Becky's Review:  This was a great early chapter book.  It really held my kids' attention especially Natalie's who has difficulty with listening to chapter books without many pictures.  My kids laughed out loud while I read this book to them.  They really liked how Ivy and Bean made mischief in an nontraditional way.  I liked that Bean was not a girly girl and that she loved to get dirty, play outside and cause trouble.  Bean thought Ivy was too girly for her but then the two of them develop a friendship and have similar interests even though first appearances would make it seem like they wouldn't get along.  My kids definitely want to read the next books in the series.

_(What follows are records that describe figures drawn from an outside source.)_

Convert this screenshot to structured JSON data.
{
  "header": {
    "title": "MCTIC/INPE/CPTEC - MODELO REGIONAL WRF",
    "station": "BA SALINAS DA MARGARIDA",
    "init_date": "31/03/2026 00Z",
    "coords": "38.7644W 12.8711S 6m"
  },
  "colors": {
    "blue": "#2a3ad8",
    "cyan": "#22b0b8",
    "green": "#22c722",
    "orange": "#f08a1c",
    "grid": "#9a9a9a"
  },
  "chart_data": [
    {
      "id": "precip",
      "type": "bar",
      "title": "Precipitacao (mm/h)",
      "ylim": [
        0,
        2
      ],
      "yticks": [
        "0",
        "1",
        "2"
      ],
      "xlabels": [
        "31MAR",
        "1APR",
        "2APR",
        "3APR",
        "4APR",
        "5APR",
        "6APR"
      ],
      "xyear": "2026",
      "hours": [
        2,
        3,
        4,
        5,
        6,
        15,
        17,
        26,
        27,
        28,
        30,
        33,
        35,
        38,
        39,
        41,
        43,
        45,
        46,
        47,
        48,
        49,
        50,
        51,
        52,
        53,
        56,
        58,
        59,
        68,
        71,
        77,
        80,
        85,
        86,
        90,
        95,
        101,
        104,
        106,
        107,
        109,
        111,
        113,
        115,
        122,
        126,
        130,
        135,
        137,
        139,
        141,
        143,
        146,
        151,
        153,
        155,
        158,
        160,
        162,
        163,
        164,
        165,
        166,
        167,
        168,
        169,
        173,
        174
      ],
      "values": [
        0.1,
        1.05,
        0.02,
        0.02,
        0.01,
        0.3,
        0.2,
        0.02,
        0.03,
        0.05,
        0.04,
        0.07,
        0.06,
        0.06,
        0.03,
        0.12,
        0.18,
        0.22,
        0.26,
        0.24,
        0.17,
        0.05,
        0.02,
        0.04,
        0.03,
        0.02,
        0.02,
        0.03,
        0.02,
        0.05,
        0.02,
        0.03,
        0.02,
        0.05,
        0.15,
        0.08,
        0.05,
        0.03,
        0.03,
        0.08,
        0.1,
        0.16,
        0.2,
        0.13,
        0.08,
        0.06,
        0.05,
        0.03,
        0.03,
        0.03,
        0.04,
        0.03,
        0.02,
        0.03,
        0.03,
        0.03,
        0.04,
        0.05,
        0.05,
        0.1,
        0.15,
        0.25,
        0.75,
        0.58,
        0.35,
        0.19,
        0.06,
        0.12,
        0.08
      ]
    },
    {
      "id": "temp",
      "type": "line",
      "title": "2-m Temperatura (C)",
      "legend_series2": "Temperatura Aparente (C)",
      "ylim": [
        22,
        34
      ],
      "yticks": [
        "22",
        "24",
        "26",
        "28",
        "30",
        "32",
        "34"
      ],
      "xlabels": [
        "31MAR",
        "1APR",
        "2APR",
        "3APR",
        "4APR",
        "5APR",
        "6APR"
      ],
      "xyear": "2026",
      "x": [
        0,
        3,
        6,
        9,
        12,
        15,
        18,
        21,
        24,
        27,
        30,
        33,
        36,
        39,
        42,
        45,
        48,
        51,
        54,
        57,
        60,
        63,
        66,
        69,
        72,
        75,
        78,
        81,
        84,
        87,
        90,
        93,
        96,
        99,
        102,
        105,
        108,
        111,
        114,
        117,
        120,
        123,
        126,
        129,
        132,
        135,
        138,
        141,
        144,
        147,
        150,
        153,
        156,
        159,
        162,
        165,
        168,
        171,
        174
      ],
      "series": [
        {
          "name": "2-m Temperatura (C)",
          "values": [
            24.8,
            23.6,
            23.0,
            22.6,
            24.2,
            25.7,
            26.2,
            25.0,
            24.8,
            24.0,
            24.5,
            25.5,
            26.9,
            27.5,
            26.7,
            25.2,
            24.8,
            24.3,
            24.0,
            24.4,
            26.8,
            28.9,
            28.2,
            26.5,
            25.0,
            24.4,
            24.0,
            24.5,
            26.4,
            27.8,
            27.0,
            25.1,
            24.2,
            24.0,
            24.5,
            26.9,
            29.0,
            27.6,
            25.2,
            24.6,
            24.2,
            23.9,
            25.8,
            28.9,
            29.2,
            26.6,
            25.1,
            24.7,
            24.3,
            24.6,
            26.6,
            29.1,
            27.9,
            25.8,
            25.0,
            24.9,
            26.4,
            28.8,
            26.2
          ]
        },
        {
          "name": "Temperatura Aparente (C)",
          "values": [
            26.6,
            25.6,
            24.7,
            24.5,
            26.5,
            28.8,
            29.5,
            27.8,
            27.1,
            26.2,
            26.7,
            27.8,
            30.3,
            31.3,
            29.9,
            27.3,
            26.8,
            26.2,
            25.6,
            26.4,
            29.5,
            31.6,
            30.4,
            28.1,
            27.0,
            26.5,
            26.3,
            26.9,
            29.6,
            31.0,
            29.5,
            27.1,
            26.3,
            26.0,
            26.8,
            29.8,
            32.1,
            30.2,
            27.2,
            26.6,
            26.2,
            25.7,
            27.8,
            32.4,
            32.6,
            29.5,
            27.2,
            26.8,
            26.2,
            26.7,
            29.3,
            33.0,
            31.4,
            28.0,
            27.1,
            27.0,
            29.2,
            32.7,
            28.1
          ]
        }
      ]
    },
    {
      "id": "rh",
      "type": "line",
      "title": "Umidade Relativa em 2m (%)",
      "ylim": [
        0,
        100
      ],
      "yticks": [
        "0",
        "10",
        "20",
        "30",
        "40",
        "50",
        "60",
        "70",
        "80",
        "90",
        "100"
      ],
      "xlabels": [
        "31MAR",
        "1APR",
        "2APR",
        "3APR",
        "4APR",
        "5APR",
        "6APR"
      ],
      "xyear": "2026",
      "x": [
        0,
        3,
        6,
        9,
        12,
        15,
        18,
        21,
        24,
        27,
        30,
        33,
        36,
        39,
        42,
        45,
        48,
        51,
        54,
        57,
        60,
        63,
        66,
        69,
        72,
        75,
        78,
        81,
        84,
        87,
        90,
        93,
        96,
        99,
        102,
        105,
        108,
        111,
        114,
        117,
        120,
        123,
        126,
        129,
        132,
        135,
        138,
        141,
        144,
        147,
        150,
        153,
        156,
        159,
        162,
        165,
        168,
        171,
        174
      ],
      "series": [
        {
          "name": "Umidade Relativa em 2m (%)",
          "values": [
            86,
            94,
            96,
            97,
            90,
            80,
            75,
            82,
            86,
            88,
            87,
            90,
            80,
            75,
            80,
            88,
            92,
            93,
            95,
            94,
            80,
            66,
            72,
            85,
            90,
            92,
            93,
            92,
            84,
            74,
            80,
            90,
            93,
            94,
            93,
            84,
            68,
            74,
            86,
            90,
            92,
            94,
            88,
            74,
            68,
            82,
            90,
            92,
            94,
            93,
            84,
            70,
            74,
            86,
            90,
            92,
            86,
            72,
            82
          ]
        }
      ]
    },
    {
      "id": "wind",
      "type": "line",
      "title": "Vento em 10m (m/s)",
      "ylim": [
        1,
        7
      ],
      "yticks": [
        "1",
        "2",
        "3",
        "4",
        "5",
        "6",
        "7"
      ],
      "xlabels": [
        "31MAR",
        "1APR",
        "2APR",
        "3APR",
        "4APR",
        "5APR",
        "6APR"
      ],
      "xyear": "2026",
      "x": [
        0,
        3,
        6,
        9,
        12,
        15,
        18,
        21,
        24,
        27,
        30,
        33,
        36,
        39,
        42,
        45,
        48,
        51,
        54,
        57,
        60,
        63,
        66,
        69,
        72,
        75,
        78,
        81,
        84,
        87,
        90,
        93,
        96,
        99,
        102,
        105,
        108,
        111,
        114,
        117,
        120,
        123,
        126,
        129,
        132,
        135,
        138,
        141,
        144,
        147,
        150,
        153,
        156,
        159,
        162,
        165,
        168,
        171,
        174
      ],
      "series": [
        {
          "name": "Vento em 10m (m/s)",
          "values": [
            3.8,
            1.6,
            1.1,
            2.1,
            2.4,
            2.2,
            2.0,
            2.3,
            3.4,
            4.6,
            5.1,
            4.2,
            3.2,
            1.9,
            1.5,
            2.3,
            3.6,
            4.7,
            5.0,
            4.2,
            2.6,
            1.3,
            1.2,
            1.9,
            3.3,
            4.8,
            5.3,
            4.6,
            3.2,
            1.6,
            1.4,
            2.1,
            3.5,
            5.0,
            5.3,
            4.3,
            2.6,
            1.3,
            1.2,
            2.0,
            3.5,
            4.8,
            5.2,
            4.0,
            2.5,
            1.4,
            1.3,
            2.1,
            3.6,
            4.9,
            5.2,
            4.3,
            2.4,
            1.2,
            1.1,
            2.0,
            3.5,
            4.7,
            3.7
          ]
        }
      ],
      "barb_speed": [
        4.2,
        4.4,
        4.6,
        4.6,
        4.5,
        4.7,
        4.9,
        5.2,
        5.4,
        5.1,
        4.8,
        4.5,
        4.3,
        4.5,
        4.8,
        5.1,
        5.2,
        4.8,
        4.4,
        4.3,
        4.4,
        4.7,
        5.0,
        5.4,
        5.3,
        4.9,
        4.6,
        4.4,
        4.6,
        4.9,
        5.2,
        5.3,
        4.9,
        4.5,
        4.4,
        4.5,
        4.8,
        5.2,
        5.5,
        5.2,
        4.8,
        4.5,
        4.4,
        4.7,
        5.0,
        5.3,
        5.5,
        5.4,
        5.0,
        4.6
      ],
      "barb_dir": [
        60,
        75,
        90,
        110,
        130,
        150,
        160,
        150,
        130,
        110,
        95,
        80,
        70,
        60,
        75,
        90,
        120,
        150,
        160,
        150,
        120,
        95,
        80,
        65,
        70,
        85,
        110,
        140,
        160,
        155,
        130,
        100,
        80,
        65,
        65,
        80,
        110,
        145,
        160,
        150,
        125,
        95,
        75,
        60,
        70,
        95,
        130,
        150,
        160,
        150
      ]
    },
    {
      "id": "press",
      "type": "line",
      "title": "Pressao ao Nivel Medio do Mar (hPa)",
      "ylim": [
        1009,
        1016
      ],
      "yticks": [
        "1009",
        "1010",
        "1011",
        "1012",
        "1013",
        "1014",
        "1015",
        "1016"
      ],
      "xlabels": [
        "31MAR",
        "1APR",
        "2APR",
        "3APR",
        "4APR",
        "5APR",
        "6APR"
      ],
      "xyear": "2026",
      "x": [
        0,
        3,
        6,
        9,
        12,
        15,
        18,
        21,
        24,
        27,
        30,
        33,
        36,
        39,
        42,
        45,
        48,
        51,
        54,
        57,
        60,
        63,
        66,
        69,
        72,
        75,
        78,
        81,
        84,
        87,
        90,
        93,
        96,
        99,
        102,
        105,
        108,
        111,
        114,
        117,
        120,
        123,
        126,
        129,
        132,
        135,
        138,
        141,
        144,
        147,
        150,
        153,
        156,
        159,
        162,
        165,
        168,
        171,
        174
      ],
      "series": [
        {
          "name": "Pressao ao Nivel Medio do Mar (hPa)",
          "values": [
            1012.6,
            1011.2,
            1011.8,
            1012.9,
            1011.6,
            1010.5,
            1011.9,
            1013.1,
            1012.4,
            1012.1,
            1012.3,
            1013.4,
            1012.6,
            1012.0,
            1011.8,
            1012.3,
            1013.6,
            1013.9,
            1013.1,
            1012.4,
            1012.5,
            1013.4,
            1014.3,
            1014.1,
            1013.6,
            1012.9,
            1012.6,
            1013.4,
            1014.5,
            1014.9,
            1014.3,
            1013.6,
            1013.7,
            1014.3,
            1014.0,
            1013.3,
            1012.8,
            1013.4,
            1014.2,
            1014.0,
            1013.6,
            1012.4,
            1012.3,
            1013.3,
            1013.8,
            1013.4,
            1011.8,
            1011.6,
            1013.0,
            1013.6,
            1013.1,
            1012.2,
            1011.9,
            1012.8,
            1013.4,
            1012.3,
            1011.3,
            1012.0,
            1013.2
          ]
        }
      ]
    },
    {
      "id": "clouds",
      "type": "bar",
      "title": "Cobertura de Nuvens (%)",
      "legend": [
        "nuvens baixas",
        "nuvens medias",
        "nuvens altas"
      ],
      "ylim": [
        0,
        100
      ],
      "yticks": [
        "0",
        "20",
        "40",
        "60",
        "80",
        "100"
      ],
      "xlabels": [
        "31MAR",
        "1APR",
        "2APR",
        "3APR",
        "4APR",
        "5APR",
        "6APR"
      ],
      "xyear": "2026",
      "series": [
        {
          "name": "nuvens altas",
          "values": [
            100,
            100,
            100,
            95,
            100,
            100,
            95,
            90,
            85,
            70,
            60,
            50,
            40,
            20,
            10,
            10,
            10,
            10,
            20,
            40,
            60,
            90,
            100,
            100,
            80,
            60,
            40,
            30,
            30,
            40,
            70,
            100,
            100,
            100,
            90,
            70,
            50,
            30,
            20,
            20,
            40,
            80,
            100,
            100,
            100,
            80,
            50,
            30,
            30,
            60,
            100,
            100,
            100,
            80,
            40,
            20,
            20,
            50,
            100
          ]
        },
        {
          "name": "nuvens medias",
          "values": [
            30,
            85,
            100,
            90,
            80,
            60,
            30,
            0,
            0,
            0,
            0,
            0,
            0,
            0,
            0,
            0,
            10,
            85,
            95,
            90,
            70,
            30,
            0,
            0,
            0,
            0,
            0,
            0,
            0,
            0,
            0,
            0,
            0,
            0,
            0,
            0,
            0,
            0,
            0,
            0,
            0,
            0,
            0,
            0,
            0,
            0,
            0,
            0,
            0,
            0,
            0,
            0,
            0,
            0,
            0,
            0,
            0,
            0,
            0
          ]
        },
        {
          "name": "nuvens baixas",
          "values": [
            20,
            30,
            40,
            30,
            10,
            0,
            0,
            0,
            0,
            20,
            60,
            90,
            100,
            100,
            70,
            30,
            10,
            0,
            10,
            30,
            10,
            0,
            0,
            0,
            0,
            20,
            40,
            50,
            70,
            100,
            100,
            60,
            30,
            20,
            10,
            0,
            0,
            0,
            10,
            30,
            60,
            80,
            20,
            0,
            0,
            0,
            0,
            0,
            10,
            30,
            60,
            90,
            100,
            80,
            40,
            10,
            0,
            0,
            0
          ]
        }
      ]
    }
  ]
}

Natalie's and Noah's Rating: 5 stars

Love Comes Calling

Love Comes Calling
by Siri Mitchell

Genre: Historical Fiction, Romance

Synopsis:  When a look-alike friend asks Ellis Eton to fill in for her as a telephone operator, Ellis jumps at the chance.  For her, the job will provide not only acting practice but the funds to get Ellis a start in the movies.  She's tired of always being a disappointment to her traditional Boston family, and though she can't deny the way he makes her head spin, she knows she's not good enough for Griffin Phillips, either.  It's simple: avoid Griff's attentions, work, and get paid.  But in typical Ellis fashion, her simple plan spirals out of control when she overhears a menacing phone call...with her very own Griff as the target.
from the back of the book

Review:  I picked up this book off the new fiction section at my library thinking that it would be a nice easy read that had a good story.   But this novel certainly failed to deliver.  I really wanted to stop reading after less than 50 pages but I forced myself to keep going to see if it would get better because the ratings that I saw for this book were favorable.  I let myself stop after 110 pages.  Ellis seems like such a flighty and ditsy girl who didn't make for a great protagonist.  I read later in the author's notes that Mitchell purposely gave Ellis "impulsive, restless minds" that would be diagnosed as ADHD these days.  I didn't get this at all from the character.  Ellis just annoyed me.  Her behavior seemed so young and immature and I just didn't want to keep reading about her.